An Overlooked Cell Provides Clues About Lung Fibrosis


The cause of idiopathic pulmonary fibrosis (IPF) is unknown, but a discovery from the lab of Anjelica Gonzalez about an overlooked cell – and its ability to go from good to bad - provides important clues.

In collaboration with the lab of Erica Herzog at the School of Medicine, Gonzalez and her research team have for the first time identified the role that pericytes’ play in IPF, a chronic and often fatal lung disease. The results of their work are published in the Journal of Clinical Investigation Insight.

While most researchers in the field of tissue engineering tend to study the cells of arteries and other larger blood vessels, Gonzalez focuses on the smallest blood vessels because of their importance to such organs as the lungs, brain and heart. Pericytes are the cells that surround the outside of these blood vessels.

“We’re looking at these vessels because when IPF gets pretty bad, those small vessels go away and the tissue dies because there is limited nutrient and oxygen delivery to it,” said Gonzalez, the Donna L. Dubinsky Associate Professor of Biomedical Engineering. What exactly happens to those cells, though, has long been a question. A commonly held theory was that they had simply died. 

The researchers took samples of human lungs from IPF patients and studied the lesions at the origins of the fibrosis, which involves the scarring and stiffening of the tissue. They found that pericytes made up 15% to 21% of the lesions. 

“These findings were the first identification anyone’s made that pericytes make up a portion of these lesions,” Gonzalez said. “No one before had confirmed that these cells could be contributing to the disease. Now we see that these blood vessel cells are still alive - they just become dysfunctional, as opposed to being supportive of healthy tissue.”

The discovery allowed the researchers to engineer human lung in the lab, and to transform pliable healthy lung tissue into stiff fibrotic tissue. Essentially, they developed an engineered human lung that could mimic the progression from health to fibrotic disease.

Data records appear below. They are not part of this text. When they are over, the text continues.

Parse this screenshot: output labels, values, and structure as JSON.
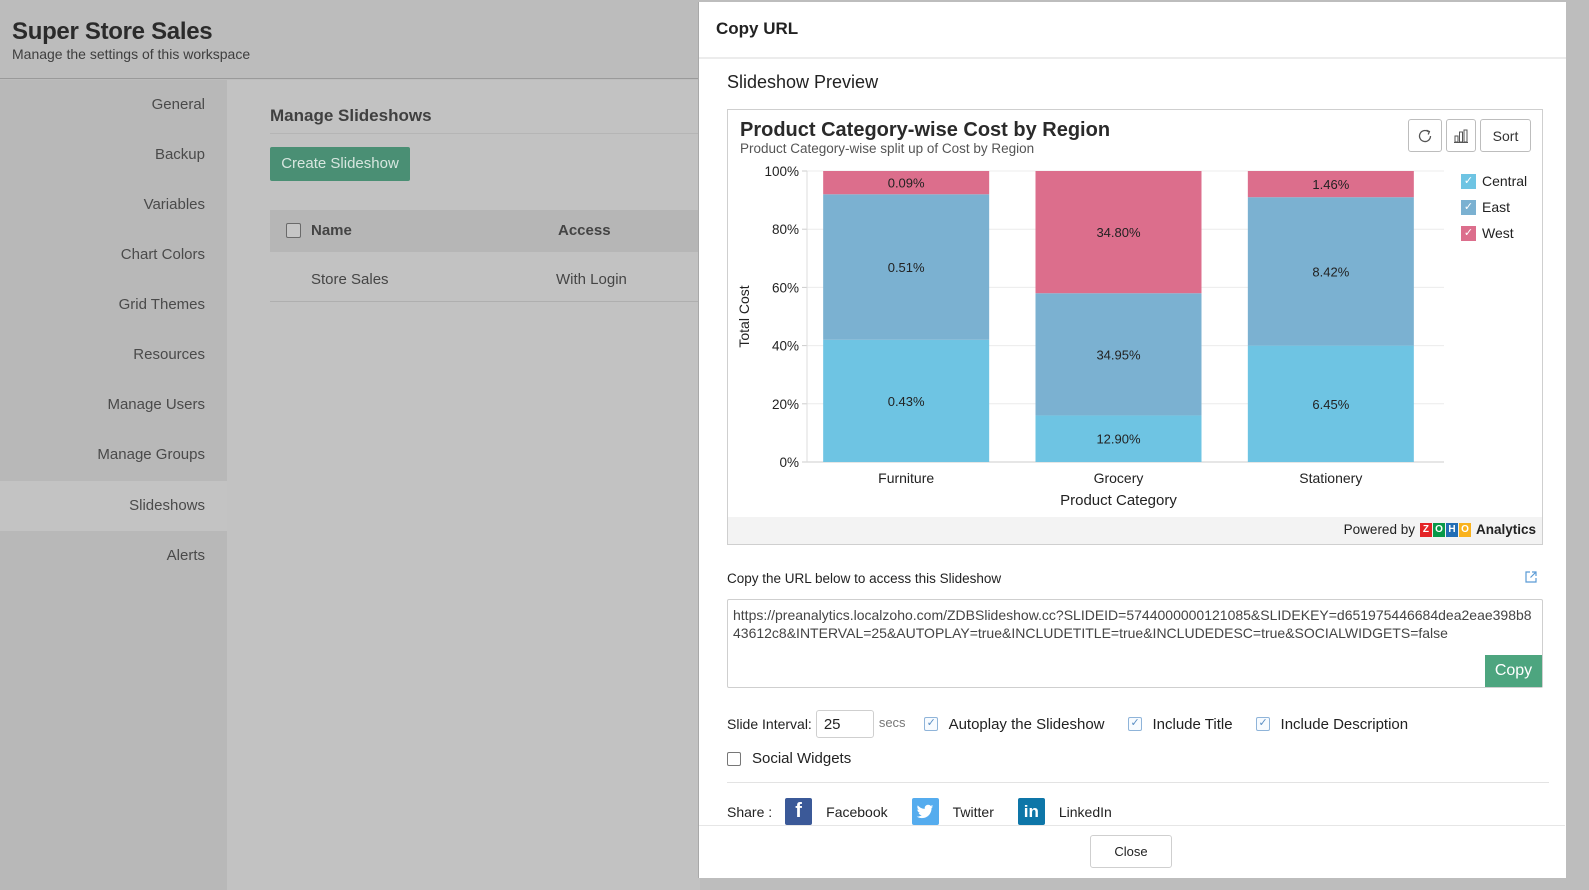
{
  "workspace": {
    "title": "Super Store Sales",
    "subtitle": "Manage the settings of this workspace"
  },
  "sidebar": {
    "items": [
      {
        "label": "General"
      },
      {
        "label": "Backup"
      },
      {
        "label": "Variables"
      },
      {
        "label": "Chart Colors"
      },
      {
        "label": "Grid Themes"
      },
      {
        "label": "Resources"
      },
      {
        "label": "Manage Users"
      },
      {
        "label": "Manage Groups"
      },
      {
        "label": "Slideshows",
        "active": true
      },
      {
        "label": "Alerts"
      }
    ]
  },
  "main": {
    "title": "Manage Slideshows",
    "create_button": "Create Slideshow",
    "table": {
      "columns": [
        "Name",
        "Access"
      ],
      "rows": [
        {
          "name": "Store Sales",
          "access": "With Login"
        }
      ]
    }
  },
  "dialog": {
    "title": "Copy URL",
    "preview_label": "Slideshow Preview",
    "toolbar": {
      "refresh_icon": "refresh-icon",
      "chart_type_icon": "bar-chart-icon",
      "sort_label": "Sort"
    },
    "powered_by": "Powered by",
    "brand_letters": [
      "Z",
      "O",
      "H",
      "O"
    ],
    "brand_colors": [
      "#e42527",
      "#089949",
      "#226db4",
      "#f9b21d"
    ],
    "brand_product": "Analytics",
    "url_label": "Copy the URL below to access this Slideshow",
    "url_value": "https://preanalytics.localzoho.com/ZDBSlideshow.cc?SLIDEID=5744000000121085&SLIDEKEY=d651975446684dea2eae398b843612c8&INTERVAL=25&AUTOPLAY=true&INCLUDETITLE=true&INCLUDEDESC=true&SOCIALWIDGETS=false",
    "copy_button": "Copy",
    "slide_interval_label": "Slide Interval:",
    "slide_interval_value": "25",
    "secs_label": "secs",
    "options": [
      {
        "label": "Autoplay the Slideshow",
        "checked": true
      },
      {
        "label": "Include Title",
        "checked": true
      },
      {
        "label": "Include Description",
        "checked": true
      },
      {
        "label": "Social Widgets",
        "checked": false
      }
    ],
    "share_label": "Share :",
    "share": [
      {
        "label": "Facebook",
        "icon": "facebook-icon",
        "color": "#3b5998"
      },
      {
        "label": "Twitter",
        "icon": "twitter-icon",
        "color": "#55acee"
      },
      {
        "label": "LinkedIn",
        "icon": "linkedin-icon",
        "color": "#0e76a8"
      }
    ],
    "close_button": "Close"
  },
  "chart_data": {
    "type": "bar",
    "stacked": "percent",
    "title": "Product Category-wise Cost by Region",
    "subtitle": "Product Category-wise split up of Cost by Region",
    "xlabel": "Product Category",
    "ylabel": "Total Cost",
    "ylim": [
      0,
      100
    ],
    "yticks": [
      "0%",
      "20%",
      "40%",
      "60%",
      "80%",
      "100%"
    ],
    "grid": true,
    "legend_position": "right",
    "categories": [
      "Furniture",
      "Grocery",
      "Stationery"
    ],
    "series": [
      {
        "name": "Central",
        "color": "#6ec4e3",
        "values": [
          42,
          16,
          40
        ],
        "labels": [
          "0.43%",
          "12.90%",
          "6.45%"
        ]
      },
      {
        "name": "East",
        "color": "#7bb1d1",
        "values": [
          50,
          42,
          51
        ],
        "labels": [
          "0.51%",
          "34.95%",
          "8.42%"
        ]
      },
      {
        "name": "West",
        "color": "#dc6e8c",
        "values": [
          8,
          42,
          9
        ],
        "labels": [
          "0.09%",
          "34.80%",
          "1.46%"
        ]
      }
    ]
  }
}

“In this way, we were able to explore how and why the pericytes are responding to signals that drive fibrosis,” Gonzalez said. They found that the cells remained healthy as long as the tissue was soft and pliable. However, once becoming exposed to circulating factors, the cells were able to remodel their environment and deposit proteins that created stiff scar-like tissue.  Sensing the mechanical changes in the environment, a process known as mechanosensing, proved to be a primary factor causing the transformation of healthy vascular cells to fibrotic cells.

The next step in this work is to inhibit or reverse the processes, and convert fibrotic tissue to healthy tissue. To do that, Gonzalez will test various drugs that were recently approved or currently in the process of approval to see the extent to which they help return human cells and tissues to a healthier state.

“We hit the cells with this drug, and they started producing enzymes that degrade the environment and make it soft again,” she said. In doing so, the cells send signals to themselves – a process called auto-regulation – and the fibrotic cells go back to being healthy.

Down the road, the discovery could potentially lead to new therapies that not only change the cells back to healthy ones, but also allow them to contribute to the formation of new vessels.

Fibrosis can affect many of the body’s organs, so Gonzalez said she would like to see this platform also be used to study the effects of fibrosis on the skin, heart and other tissues.